Whole Foods to Require Labeling of GMOs, Eventually

Posted by Pete Shanks March 12, 2013
Biopolitical Times

Whole Foods Market announced on March 8th that all genetically modified foods they sell will need to be labeled within five years. That makes them the first national grocery chain in the U.S. to do so, and they played this as common sense. A. C. Gallo, the company's president, told the New York Times:

We've seen how our customers have responded to the products we do have labeled. Some of our manufacturers say they've seen a 15 percent increase in sales of products they have labeled.

The trade group BIO reacted by claiming that

The industry has always supported the voluntary labeling of food for marketing reasons.

That sound you hear in the background is Mr Orwell, spinning in his grave.

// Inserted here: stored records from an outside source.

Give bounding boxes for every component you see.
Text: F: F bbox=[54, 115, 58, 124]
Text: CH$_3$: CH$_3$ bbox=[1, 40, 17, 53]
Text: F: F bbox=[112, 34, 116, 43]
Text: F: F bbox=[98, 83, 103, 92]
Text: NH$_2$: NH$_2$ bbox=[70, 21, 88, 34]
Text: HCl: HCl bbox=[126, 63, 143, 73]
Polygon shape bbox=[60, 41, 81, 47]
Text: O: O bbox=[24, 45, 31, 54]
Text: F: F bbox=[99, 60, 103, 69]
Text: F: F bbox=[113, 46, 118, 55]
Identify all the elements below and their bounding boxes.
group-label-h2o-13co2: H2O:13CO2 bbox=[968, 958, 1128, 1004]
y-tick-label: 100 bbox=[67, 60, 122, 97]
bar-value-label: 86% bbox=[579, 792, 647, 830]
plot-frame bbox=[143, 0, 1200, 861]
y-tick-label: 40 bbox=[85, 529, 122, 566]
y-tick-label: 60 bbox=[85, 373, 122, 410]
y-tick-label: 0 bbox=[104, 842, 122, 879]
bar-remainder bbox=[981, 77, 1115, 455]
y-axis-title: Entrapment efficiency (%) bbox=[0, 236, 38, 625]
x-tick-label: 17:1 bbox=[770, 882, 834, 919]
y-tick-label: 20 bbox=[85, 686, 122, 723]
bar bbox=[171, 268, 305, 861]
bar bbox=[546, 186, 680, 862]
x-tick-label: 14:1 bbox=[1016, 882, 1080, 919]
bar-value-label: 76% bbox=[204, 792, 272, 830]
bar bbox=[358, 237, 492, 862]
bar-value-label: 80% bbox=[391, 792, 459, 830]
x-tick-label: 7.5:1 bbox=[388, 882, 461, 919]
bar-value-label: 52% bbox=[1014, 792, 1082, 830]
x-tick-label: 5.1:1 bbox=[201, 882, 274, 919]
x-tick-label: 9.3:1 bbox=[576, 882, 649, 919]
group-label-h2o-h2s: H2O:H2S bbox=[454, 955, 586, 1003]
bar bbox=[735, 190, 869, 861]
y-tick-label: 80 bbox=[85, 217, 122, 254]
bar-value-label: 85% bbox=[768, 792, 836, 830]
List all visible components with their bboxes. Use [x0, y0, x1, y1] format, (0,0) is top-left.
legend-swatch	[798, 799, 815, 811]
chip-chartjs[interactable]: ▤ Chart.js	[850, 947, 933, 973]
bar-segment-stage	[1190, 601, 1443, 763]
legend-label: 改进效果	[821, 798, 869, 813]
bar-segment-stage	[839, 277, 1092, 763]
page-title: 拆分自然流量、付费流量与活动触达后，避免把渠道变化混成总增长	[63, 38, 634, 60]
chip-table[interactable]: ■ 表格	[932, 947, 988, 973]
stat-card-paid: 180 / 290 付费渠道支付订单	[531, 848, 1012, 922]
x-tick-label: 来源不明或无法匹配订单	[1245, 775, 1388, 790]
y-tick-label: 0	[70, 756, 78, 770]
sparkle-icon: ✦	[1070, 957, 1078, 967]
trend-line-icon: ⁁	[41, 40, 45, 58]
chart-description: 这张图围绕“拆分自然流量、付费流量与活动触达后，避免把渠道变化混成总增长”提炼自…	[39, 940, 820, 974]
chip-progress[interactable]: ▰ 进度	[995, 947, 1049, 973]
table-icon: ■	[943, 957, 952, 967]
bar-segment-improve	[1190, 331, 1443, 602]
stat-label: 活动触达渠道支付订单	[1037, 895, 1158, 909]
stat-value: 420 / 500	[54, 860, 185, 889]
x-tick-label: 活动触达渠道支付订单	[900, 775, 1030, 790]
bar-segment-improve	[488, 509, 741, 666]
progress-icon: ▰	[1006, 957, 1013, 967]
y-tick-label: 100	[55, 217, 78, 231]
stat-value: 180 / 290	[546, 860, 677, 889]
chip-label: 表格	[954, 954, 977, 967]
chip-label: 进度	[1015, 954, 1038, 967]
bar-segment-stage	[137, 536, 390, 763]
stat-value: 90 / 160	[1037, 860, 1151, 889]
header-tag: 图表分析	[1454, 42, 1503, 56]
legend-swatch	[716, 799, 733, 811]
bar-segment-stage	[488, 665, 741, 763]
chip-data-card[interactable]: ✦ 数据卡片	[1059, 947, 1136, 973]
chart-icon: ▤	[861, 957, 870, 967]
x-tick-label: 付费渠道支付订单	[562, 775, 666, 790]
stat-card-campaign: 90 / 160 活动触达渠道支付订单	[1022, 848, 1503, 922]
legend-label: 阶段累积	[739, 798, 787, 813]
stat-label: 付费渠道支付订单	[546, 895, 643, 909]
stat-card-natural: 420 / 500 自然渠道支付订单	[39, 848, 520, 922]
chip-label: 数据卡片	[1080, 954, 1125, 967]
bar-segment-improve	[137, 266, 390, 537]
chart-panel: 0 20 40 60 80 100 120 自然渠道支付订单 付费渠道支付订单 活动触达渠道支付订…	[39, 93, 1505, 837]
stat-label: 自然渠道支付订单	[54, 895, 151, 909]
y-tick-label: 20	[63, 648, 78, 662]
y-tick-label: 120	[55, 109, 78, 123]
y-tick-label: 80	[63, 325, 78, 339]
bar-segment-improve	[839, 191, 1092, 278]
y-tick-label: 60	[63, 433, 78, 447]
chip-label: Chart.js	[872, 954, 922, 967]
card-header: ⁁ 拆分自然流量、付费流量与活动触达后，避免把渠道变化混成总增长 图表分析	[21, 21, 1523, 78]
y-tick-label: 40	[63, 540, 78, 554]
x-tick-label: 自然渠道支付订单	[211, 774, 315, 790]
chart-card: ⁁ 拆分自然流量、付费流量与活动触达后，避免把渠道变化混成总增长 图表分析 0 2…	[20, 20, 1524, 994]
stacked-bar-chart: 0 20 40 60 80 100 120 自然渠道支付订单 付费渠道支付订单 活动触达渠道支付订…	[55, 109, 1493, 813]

Whole Foods deserves some credit for getting out in front on the issue. There were reports in January that about 20 really large businesses, including WalMart, PepsiCo and ConAgra, had a closed-door meeting to discuss national labeling. Doubtless they were influenced by the growing push for labeling at the state level, which could complicate matters.

Perhaps even more important is that the Whole Foods brand has come under attack from natural-foods activists more than once recently, for deceptive advertising, cozying up to Monsanto, and even initially refusing to support California's labeling proposition last year, though they later came around. The company is also notorious for a long-standing opposition to unions. This announcement can be seen, therefore, as a relatively benevolent form of greenwashing.

And five years? That makes the effort sound more like a publicity stunt than ever: By 2018, it is entirely possible that the industry will have no choice but to label GMOs. In Washington State, the deadline, if I-522 passes, is July 2015.

Still, as Ronnie Cummins of the Organic Consumers Association (an important force in this and related efforts) noted, the Whole Foods announcement is a major victory for consumers and a major defeat for Monsanto and the rest of the biotech industry.